Quote:
Originally Posted by Rodion Romanovich
I wonder why the global warming deniers on their "list of scientists sceptical to global warming" include so many scientists who are in fact not sceptical to global warming but have merely happened to publish papers that describe non-human factors which cause climate change.
It's because most are not "global warming deniers". They don't deny global warming. What they deny is the emphasis on human causation and/or the emphasis on the possibly catastrophical resuls of global warming.
An example of the latter would be Paul Reiter, chief entomologist at the Louis Pasteur Institute nd a leading expert on malaria. He contributed to the last IPCC assessment studies (working group II) until he discovered that the non-expert authors of the chapter insisted on introducing a causal relationship between global warming and the spread of malaria. He claims the non-experts won, wich turned the chapter into a 'sham'. He asked the IPCC to have his name removed from the official list of '2000 of the world's leading scientists' who reprtedly back the latest assessment. They agreed to scrap him, but did't. In the end Reiter had to threaten a lawsuit to get is name removed.
According to a 2006 testimony from Reiter to Congress:
A galling aspect of the debate is that this spurious 'science' is endorsed in the public forum by influential panels of 'experts.' I refer particularly to the Intergovernmental Panel on Climate Change (IPCC). Every five years, this UN-based organization publishes a 'consensus of the world's top scientists' on all aspects of climate change. Quite apart from the dubious process by which these scientists are selected, such consensus is the stuff of politics, not of science. Science proceeds by observation, hypothesis and experiment. The complexity of this process, and the uncertainties involved, are a major obstacle to a meaningful understanding of scientific issues by non-scientists. In reality, a genuine concern for mankind and the environment demands the inquiry, accuracy and scepticism that are intrinsic to authentic science. A public that is unaware of this is vulnerable to abuse."

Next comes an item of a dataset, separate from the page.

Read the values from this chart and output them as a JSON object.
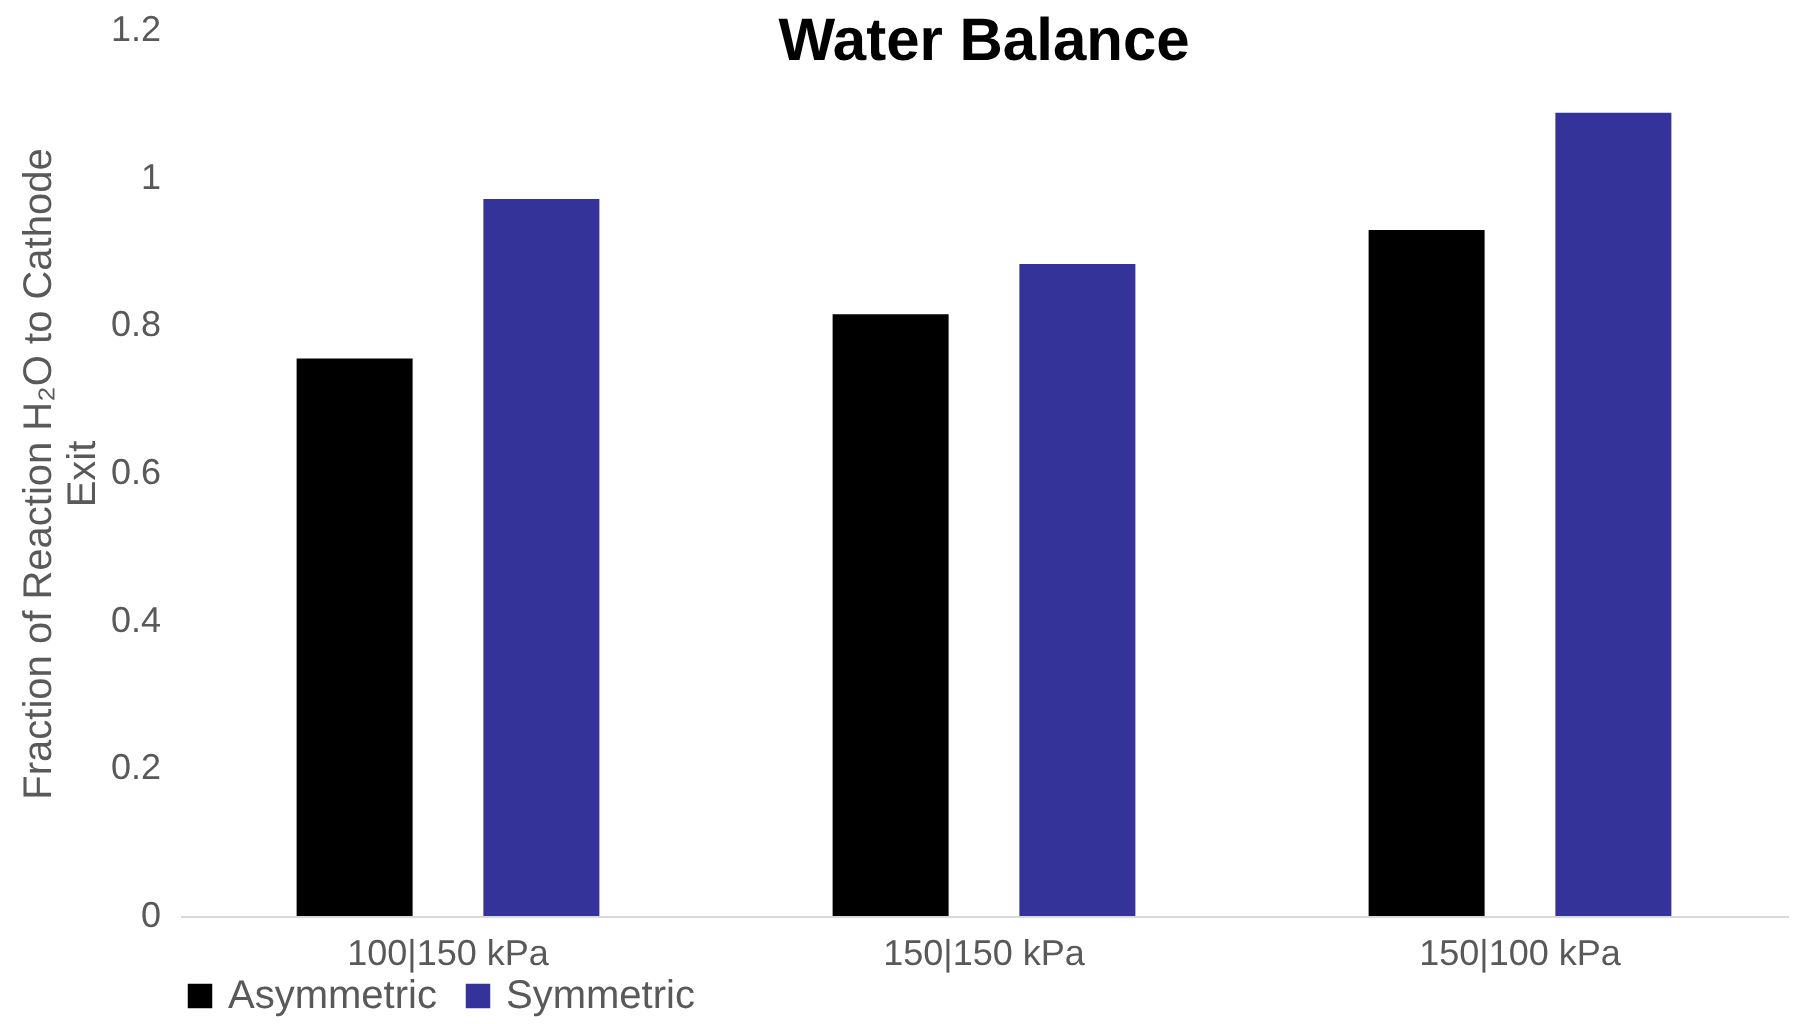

Another gentleman in this category would be William Gray, another of the world's leading hurricane experts (I already mentioned Christopher Landsea earlier in the thread). In a 2005 interview with Capitalism magazine he acknowledged global warming, yet denied that it causes increased hurricane activity. And he exlicitly criticises the politicization of his area of expertise under the Clinton administration.
Q: And from a seasonal, monthly point of view, you had been predicting a growing number of hurricanes. Now, my question is in the wake of Katrina and some of the statements that we’ve heard immediately afterwards by advocates of the global warming theory – is global warming behind this increase in hurricanes?

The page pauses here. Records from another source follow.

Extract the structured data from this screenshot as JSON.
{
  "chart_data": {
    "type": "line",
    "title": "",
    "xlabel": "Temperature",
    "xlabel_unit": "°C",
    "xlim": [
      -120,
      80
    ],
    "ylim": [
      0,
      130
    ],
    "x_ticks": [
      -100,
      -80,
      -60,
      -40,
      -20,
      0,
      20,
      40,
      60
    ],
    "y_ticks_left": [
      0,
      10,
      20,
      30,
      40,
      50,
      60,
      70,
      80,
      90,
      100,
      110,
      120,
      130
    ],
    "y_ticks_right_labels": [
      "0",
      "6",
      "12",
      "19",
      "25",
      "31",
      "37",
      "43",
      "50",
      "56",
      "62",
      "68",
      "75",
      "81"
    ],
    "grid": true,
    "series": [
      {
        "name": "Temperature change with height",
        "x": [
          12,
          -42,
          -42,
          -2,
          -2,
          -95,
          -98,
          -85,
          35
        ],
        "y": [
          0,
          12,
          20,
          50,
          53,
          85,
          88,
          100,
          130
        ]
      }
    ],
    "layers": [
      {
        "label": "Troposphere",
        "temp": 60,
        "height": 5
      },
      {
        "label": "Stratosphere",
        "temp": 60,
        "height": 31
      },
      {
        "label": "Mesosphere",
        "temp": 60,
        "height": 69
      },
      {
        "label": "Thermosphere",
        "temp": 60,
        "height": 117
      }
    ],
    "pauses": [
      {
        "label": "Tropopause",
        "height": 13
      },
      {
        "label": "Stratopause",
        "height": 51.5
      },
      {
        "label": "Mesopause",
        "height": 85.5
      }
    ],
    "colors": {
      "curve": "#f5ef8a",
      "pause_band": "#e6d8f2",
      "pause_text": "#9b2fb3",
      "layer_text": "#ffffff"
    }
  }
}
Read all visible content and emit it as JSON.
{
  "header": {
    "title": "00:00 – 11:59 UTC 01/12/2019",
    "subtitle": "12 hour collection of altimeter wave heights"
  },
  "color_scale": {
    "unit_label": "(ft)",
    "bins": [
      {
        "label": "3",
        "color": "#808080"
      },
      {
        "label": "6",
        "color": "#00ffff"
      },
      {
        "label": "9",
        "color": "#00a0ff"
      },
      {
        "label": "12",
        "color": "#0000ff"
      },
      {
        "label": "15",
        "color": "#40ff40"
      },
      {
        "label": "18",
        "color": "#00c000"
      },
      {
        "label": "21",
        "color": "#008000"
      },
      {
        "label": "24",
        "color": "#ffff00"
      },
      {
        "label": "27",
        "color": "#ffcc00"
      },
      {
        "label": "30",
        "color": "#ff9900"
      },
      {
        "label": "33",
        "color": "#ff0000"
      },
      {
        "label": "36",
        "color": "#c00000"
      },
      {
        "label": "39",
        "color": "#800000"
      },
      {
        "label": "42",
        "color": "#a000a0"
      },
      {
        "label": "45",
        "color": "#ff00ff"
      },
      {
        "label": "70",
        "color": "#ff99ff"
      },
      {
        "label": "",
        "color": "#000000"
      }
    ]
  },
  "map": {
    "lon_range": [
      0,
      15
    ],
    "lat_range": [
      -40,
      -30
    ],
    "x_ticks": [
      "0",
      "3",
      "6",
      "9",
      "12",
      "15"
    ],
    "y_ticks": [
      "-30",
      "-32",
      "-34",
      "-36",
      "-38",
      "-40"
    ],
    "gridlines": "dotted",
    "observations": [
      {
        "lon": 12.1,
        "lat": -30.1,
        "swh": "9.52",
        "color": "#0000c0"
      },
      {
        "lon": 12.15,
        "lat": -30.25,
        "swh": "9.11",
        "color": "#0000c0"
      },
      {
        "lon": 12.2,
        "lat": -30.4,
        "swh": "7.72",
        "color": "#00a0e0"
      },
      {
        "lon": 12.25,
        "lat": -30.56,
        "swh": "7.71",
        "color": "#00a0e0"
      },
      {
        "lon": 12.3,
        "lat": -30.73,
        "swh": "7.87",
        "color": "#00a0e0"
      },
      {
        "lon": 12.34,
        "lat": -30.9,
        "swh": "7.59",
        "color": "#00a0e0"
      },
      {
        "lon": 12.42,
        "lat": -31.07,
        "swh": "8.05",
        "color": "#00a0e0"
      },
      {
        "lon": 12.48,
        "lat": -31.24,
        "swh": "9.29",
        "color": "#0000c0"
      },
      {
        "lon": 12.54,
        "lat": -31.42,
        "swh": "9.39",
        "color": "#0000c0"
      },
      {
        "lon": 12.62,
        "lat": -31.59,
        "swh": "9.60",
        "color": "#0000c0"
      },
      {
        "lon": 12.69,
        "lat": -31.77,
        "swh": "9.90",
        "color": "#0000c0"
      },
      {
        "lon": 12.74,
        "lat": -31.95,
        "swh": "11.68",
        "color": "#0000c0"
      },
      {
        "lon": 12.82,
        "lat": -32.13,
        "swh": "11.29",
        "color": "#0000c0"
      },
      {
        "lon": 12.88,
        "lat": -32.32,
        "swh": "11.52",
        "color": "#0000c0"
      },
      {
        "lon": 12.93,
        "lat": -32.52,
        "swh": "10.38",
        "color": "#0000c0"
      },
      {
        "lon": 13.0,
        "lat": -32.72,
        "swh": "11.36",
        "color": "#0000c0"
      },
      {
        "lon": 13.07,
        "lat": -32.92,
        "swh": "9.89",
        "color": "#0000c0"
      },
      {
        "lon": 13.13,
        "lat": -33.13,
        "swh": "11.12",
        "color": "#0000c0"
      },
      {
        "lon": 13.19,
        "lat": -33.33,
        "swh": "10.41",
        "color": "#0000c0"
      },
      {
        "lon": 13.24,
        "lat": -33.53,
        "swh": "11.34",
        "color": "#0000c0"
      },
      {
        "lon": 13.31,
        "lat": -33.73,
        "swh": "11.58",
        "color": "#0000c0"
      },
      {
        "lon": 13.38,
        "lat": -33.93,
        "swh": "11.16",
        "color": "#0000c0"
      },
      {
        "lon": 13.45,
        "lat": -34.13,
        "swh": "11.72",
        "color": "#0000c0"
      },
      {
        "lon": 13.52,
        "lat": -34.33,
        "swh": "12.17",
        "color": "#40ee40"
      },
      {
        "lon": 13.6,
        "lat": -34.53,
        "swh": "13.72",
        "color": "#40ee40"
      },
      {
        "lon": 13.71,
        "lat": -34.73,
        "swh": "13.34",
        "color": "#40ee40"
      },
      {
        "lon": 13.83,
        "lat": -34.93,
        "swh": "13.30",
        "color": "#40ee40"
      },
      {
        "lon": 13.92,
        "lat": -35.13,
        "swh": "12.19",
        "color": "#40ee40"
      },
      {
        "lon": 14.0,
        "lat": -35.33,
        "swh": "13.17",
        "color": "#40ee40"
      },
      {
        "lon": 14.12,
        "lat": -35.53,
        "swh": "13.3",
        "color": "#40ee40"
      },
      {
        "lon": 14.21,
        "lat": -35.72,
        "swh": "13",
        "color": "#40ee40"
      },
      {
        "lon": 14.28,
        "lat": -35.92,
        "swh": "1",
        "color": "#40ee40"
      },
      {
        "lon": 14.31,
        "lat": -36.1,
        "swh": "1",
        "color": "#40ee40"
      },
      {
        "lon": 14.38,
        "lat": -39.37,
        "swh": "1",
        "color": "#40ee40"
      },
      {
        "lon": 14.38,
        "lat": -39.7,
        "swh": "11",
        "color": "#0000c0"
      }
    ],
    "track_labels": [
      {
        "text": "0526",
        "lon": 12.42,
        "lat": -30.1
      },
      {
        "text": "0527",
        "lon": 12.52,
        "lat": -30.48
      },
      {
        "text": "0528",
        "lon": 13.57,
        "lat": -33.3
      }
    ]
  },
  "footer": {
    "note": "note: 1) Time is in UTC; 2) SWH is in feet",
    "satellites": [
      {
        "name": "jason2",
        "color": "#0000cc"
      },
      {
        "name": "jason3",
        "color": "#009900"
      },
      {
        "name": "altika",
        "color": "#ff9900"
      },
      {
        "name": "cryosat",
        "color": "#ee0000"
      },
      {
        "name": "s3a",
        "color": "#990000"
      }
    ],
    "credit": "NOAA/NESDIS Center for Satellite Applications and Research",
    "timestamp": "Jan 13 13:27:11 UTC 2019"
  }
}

Gray: I am very confident that it’s not. I mean we have had global warming. That’s not a question. The globe has warmed the last 30 years, and the last 10 years in particular. And we’ve had, at least the last 10 years, we’ve had a pick up in the Atlantic basin major storms. But in the earlier period, if we go back from 1970 through the middle ‘90s, that 25 year period – even though the globe was warming slightly, the number of major storms was down, quite a bit down.
Now, another feature of this is that the Atlantic operates differently. The other global storm basins, the Atlantic only has about 12 percent of the global storms. And in the other basins, the last 10 years – even though the Atlantic major storm activity has gone up greatly the last 10 years. In the other global basins, it’s slightly gone down. You know, both frequency and strength of storms have not changed in these other basins. If anything, they’ve slightly gone down. So if this was a global warming thing, you would think, “Well gee, all of the basins should be responding much the same.”

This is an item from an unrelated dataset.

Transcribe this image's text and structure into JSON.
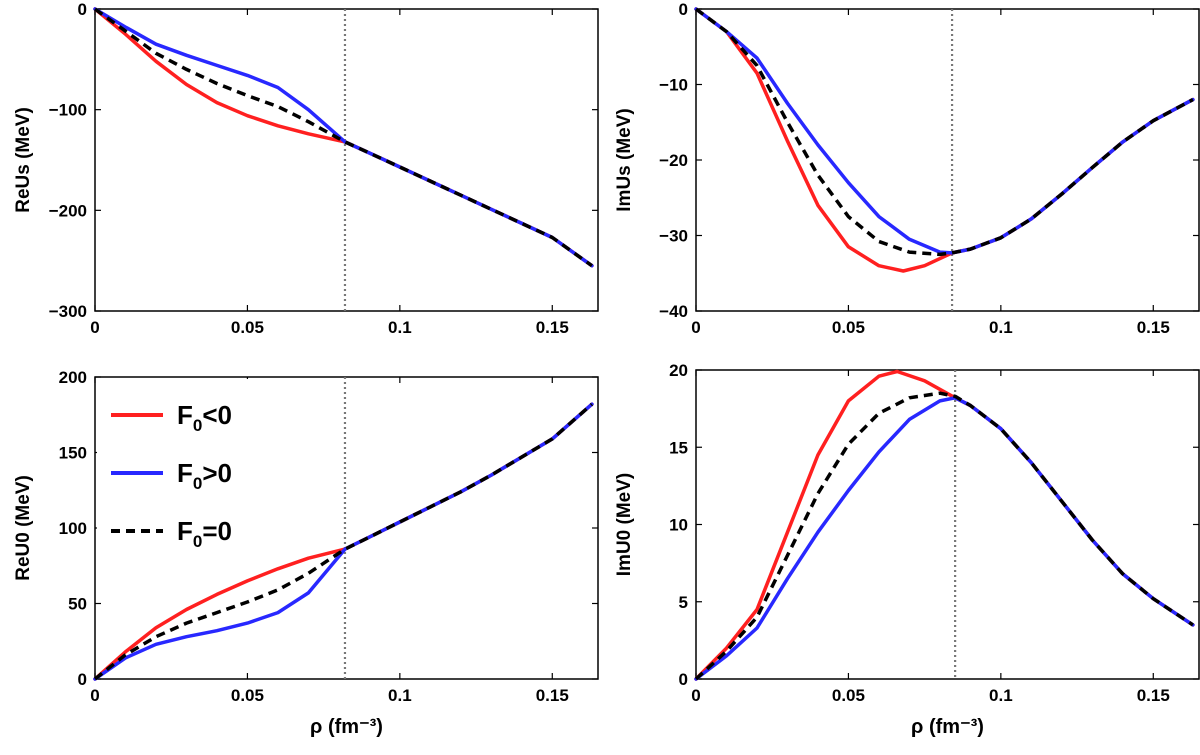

Q: You’re familiar with what your colleagues believe. Do you think many hurricane experts would take a different point of view, and would say, “Oh, it’s global warming that’s causing hurricanes?”
Gray: No. All my colleagues that have been around a long time – I think if you go to ask the last four or five directors of the national hurricane center – we all don’t think this is human-induced global warming. And, the people that say that it is are usually those that know very little about hurricanes. I mean, there’s almost an equation you can write the degree to which you believe global warming is causing major hurricanes to increase is inversely proportional to your knowledge about these storms.
Now there’s a few modelers around who know something about storms, but they would like to have the possibility open that global warming will make for more and intense storms because there’s a lot of money to be made on this. You know, when governments step in and are saying this – particularly when the Clinton administration was in – and our Vice President Gore was involved with things there, they were pushing this a lot. You know, most of meteorological research is funded by the federal government. And boy, if you want to get federal funding, you better not come out and say human-induced global warming is a hoax because you stand the chance of not getting funded.
No amount of home-baked theories about the earth's "chemical equilibrium" is going to convince me that such scientists are per se wrong to deny the so-called consensus. As Reiter stated, the notion of an established consensus in this whole field is as such, i.e. inherently, unscientific.